Für den Herbst sind Konzerte in Europa geplant

Der Tod seiner Weggefährten ist Stephen Stills eine Warnung. Und sei es nur, niemals stehen zu bleiben oder sich bietende Chancen auszulassen. So hat er vor drei Jahren eine Blues-Band namens "The Rides" gestartet, bei der er von Gitarrist Kenny Wayne-Shepherd und Keyboarder Barry Goldberg unterstützt wird, und die nun – nach dem Ende von CSN - seine Hauptband ist. Mit ihr serviert er ein Album namens "Pierced Arrow", das altmodische, erdige Klänge mit Knödelgesang und jeder Menge Soli bietet. Ganz bewusst.
"Wir wollen uns nicht mit dem modernen Pop-Mist messen. Und es soll 'old school' sein. In dem Sinne, dass wir uns treffen, Sachen einüben und sie dann im Studio aufnehmen. Wenn etwas nicht funktioniert, gehen wir halt zum nächsten Song über – und probieren es noch einmal an einem anderen Tag."

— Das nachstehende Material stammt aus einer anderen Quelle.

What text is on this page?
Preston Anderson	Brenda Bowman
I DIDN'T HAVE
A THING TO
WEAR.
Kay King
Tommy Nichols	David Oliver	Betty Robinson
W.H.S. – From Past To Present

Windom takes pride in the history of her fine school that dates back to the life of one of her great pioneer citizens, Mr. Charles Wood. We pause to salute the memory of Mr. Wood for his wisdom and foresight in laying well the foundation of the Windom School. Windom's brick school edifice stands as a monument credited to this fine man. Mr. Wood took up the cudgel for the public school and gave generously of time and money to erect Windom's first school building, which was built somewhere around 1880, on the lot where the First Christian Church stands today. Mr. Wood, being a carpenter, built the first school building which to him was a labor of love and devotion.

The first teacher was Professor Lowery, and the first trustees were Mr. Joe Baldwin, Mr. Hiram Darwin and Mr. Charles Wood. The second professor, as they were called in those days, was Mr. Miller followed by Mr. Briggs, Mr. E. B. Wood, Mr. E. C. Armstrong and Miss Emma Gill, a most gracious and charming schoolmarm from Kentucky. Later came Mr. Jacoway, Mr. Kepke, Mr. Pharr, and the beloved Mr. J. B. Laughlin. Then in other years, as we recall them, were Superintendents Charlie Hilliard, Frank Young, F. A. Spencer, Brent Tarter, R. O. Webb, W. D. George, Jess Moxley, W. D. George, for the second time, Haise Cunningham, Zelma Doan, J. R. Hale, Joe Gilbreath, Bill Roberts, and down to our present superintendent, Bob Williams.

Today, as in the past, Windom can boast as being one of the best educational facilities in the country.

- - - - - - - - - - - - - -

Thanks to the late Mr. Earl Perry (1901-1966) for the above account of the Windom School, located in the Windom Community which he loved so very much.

Mit den Rides ist Stills seit Anfang Mai auf US-Tournee und plant für den Herbst auch Konzerte in Europa. Sein Traum: vier Abende in Berlin. Zum einen, weil er mehr von der Hauptstadt sehen möchte, die er für das neue kulturelle Zentrum des alten Kontinents hält. Zum anderen, weil er Geld braucht. Denn finanziell – daraus macht er kein Geheimnis – ist er nicht auf Rosen gebettet. Auch das ist eine Folge seiner Exzesse sowie teurer Scheidungen und der Ausbildung von sieben Kindern an Elite-Universitäten.
"Mein Plan ist, noch ein paar Mal den Jackpot zu knacken und mich dann zu verdrücken, um nur noch Dinge zu tun, auf die ich Lust habe - und ohne mir Gedanken zu machen, wie ich jedes Jahr den Betrag X einspiele. Denn ohne Einkommen hätte ich ein Problem. Aber ich ende nicht in einem Holiday Inn Express in Daytona Beach. Das wird nicht passieren."